The suggestion, which has gained strong currency within both YTTV and the City and would reverse last year's merger, was strongly denied by Ward Thomas, the group's chairman.
The speculation followed the decision by the Department of National Heritage to allow companies to own a maximium of two ITV franchises, regardless of size. This in effect rules out any bid for a merged YTTV.
Most in the industry had expected the rule change to allow any company to own three franchises - two large and one small. LWT, which has the London weekend licence, bought a 14 per cent stake in YTTV and was expected to launch a full bid if the rules allowed.
YTTV faces a difficult period as an independent company following the debacle that led to its sales side selling pounds 15m more advertising airtime than it could deliver and forced the resignation of Clive Leach, YTTV's chairman and chief executive. It has emerged that some popular slots in next year's schedule were sold three times over.
YTTV had offered to resolve the problem by refunding the upfront payments, but this was rejected by the media-buying agencies. A deal is likely to be struck with YTTV giving the advertisers free airtime over nine months to clear the backlog.

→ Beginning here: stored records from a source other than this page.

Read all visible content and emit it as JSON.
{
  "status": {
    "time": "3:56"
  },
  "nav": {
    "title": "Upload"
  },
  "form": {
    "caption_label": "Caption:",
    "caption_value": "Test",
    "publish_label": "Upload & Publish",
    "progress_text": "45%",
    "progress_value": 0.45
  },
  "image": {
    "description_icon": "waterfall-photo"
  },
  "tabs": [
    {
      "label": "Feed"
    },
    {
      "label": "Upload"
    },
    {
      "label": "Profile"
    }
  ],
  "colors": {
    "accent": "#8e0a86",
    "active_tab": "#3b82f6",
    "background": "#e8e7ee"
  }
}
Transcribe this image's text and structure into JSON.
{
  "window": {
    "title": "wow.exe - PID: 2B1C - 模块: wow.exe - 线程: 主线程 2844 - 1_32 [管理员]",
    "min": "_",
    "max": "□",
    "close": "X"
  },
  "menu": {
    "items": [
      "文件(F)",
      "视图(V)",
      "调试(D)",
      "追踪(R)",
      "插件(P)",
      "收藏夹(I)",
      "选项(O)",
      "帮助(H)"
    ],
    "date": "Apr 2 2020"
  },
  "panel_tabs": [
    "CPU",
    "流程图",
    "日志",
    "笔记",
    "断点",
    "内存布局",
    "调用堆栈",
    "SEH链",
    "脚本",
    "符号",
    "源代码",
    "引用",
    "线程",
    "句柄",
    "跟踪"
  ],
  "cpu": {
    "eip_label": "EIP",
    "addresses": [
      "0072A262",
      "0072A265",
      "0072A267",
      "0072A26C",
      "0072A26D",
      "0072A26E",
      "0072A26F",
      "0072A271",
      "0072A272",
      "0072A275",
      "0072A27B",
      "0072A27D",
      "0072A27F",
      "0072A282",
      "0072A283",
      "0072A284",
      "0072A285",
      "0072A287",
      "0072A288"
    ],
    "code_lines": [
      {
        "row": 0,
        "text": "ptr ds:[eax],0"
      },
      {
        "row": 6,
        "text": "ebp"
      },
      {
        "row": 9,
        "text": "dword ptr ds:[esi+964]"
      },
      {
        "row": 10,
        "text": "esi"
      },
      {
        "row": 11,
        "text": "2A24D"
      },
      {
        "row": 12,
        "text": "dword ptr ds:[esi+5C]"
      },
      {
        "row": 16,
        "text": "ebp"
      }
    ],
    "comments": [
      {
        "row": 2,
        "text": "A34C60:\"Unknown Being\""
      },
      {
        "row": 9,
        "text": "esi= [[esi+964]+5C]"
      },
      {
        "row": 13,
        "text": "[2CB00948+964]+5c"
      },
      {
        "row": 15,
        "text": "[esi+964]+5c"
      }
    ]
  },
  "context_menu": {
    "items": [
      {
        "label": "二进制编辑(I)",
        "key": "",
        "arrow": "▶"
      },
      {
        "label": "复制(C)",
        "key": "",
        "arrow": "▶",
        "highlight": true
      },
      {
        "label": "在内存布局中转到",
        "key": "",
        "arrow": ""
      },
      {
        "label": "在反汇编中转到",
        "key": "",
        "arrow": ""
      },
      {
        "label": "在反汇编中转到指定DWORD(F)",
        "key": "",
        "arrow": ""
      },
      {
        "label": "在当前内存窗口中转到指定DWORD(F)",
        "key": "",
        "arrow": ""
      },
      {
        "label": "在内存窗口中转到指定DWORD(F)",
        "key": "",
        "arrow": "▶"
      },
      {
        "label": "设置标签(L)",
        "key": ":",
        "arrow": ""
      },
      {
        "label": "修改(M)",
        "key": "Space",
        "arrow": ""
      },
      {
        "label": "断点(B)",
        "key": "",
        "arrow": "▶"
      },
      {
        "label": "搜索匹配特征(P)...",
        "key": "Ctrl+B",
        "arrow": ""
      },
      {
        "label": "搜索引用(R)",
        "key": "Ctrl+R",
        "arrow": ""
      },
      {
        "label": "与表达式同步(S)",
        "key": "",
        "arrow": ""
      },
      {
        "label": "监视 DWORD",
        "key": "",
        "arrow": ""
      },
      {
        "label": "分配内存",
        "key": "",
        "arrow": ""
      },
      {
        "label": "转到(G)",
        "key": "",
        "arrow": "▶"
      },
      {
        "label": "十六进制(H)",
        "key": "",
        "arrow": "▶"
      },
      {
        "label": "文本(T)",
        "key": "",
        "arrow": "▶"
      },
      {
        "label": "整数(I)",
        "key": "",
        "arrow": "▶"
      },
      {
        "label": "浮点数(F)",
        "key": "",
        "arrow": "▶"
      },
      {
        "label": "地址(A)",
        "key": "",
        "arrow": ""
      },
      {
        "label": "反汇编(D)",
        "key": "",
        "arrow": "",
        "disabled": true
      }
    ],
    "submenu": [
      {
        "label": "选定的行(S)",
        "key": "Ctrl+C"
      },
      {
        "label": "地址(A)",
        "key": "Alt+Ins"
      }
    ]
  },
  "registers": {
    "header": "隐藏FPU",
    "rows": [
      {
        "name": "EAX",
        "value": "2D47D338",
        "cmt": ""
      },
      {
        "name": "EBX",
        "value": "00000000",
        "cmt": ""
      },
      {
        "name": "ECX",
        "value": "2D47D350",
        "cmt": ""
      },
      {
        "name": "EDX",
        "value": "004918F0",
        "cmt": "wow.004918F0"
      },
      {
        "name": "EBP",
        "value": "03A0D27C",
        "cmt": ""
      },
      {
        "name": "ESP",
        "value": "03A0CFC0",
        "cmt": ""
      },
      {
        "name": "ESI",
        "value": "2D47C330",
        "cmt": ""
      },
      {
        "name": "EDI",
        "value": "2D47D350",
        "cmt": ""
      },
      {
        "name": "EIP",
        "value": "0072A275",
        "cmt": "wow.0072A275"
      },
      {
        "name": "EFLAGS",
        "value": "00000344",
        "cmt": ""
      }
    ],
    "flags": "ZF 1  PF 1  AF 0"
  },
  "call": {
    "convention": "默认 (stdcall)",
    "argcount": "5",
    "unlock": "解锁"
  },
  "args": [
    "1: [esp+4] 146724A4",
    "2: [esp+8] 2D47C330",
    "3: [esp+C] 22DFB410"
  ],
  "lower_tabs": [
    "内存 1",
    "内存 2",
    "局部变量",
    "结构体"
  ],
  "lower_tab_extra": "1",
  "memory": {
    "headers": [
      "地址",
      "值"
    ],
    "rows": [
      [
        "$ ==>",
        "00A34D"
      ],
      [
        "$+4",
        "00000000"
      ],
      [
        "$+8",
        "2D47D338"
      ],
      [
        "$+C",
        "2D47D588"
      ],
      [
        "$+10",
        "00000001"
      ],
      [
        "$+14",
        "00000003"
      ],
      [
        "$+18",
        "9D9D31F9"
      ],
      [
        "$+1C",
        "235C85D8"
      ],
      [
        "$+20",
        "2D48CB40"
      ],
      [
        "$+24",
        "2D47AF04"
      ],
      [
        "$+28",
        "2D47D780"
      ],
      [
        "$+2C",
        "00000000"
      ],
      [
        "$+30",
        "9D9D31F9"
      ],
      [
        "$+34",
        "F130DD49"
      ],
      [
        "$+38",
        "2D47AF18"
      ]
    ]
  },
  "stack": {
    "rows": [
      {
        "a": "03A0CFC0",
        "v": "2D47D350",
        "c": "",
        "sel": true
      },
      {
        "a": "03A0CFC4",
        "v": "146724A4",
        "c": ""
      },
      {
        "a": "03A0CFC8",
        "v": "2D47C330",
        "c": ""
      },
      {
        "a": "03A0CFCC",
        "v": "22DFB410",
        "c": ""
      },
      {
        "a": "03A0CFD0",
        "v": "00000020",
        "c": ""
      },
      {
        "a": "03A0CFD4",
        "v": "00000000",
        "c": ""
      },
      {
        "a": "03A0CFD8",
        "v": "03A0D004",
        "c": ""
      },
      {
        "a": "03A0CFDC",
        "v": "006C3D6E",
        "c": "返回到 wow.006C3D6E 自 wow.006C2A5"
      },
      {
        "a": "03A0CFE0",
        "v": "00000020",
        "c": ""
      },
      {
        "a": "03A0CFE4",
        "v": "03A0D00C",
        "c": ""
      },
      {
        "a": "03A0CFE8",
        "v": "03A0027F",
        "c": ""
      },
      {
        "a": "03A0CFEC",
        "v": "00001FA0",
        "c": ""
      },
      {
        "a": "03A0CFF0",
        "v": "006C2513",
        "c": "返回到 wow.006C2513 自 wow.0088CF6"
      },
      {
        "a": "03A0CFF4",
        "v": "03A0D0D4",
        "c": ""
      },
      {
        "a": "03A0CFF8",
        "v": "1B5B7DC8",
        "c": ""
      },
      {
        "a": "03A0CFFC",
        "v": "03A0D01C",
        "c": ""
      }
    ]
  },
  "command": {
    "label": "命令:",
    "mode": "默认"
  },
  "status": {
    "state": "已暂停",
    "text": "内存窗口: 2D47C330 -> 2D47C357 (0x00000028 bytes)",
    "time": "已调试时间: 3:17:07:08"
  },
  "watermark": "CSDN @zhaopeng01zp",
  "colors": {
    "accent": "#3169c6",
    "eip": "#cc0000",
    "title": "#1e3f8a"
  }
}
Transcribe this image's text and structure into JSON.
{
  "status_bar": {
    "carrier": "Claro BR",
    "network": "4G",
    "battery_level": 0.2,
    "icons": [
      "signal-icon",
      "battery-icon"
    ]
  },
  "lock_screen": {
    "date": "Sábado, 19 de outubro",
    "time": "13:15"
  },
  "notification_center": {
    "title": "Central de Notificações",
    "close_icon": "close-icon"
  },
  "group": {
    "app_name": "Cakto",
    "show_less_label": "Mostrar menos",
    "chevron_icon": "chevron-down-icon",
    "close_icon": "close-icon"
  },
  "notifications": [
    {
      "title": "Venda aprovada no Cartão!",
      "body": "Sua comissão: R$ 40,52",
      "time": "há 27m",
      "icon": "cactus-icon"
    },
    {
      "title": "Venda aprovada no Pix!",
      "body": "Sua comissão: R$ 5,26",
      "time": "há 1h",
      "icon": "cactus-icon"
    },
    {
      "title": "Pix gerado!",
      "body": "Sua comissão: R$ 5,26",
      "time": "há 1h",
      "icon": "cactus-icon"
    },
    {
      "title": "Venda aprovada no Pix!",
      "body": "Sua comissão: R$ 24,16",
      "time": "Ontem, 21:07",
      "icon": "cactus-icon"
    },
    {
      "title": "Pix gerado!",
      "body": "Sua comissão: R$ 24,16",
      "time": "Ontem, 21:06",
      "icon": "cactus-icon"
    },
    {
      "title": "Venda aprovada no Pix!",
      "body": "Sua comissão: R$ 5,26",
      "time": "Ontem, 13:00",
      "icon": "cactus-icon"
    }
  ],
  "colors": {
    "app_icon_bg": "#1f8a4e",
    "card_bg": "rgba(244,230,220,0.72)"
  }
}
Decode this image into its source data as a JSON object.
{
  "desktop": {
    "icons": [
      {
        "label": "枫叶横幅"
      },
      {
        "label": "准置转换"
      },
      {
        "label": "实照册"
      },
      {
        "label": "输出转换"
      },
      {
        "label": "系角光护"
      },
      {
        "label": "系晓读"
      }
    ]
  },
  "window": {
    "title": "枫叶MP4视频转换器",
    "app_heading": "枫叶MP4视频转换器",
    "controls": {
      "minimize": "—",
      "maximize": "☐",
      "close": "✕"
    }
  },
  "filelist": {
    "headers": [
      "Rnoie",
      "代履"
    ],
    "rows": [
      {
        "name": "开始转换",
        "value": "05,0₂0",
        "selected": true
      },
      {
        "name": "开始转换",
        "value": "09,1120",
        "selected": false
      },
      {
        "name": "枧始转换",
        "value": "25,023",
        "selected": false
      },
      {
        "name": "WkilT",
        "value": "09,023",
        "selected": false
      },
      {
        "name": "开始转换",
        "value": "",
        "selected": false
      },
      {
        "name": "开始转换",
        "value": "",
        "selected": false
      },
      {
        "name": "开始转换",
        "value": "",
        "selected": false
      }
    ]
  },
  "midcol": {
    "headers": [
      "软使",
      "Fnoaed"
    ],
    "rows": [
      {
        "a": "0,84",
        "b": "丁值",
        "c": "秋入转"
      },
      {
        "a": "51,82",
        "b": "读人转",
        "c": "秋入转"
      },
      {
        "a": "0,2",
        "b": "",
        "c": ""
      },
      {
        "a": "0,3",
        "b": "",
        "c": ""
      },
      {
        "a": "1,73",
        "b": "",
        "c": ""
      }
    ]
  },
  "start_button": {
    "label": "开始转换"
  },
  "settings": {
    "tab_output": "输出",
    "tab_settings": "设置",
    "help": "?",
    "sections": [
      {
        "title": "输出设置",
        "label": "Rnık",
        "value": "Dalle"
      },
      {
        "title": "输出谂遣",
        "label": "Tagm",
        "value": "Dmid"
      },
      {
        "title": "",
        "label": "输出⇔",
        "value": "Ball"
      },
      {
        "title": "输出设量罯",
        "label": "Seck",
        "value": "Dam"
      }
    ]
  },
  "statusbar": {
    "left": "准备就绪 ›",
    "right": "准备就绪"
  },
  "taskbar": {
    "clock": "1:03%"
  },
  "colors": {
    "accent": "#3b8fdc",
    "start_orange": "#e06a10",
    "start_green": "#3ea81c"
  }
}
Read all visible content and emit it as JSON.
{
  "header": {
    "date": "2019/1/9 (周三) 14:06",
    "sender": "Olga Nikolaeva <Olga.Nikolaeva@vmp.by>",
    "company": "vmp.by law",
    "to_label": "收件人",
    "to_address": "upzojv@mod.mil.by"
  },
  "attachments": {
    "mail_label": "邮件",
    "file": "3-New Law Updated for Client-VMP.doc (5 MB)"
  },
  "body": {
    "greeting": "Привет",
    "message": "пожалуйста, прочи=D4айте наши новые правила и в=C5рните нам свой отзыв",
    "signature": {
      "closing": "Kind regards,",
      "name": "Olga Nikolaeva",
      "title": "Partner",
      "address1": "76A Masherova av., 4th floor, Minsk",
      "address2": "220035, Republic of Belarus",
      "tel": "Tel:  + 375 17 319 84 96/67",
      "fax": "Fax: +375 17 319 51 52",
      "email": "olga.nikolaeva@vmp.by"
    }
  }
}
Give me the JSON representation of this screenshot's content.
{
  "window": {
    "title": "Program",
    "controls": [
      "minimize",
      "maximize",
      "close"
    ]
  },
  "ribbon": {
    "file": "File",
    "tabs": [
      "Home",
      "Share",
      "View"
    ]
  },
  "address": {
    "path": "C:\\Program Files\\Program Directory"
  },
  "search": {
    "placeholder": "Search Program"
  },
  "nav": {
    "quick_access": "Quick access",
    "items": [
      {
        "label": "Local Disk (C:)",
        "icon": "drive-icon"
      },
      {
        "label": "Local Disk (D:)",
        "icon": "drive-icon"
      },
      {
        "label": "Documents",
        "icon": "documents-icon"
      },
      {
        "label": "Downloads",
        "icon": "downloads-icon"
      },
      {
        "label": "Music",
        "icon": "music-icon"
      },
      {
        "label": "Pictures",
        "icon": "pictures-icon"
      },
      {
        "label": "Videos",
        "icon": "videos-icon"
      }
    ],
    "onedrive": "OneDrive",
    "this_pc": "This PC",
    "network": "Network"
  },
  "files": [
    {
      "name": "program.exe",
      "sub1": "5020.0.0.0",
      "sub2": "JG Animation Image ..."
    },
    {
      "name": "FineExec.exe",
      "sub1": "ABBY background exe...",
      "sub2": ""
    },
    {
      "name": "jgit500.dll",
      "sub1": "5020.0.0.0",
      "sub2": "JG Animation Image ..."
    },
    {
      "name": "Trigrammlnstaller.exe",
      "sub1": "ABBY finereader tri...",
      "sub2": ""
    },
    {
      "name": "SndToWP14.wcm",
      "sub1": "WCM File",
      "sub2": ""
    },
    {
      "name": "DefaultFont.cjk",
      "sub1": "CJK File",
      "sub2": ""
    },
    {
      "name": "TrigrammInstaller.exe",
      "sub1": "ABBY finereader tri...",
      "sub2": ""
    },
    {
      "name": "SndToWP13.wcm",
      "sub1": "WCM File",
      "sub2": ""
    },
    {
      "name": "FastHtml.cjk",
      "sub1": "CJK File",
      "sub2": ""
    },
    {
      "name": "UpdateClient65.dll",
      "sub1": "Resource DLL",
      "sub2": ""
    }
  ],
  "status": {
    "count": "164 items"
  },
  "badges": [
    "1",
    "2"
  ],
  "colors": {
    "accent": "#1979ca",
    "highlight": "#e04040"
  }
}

Pessimism about YTTV's future has forced the shares down. They fell 16p to 178p yesterday, after a 17p decline on Wednesday.
Geoff Brownlee, YTTV's director of corporate affairs, said the possibility of splitting the group up had not been considered by Mr Thomas, or any of the three-strong executive committee.
Mr Brownlee pointed out that splitting the two franchises would be extremely difficult given the pounds 11m of savings achieved by the group following the merger. The two companies would also have to share jointly owned facilities, such as the new Cleveland newsroom.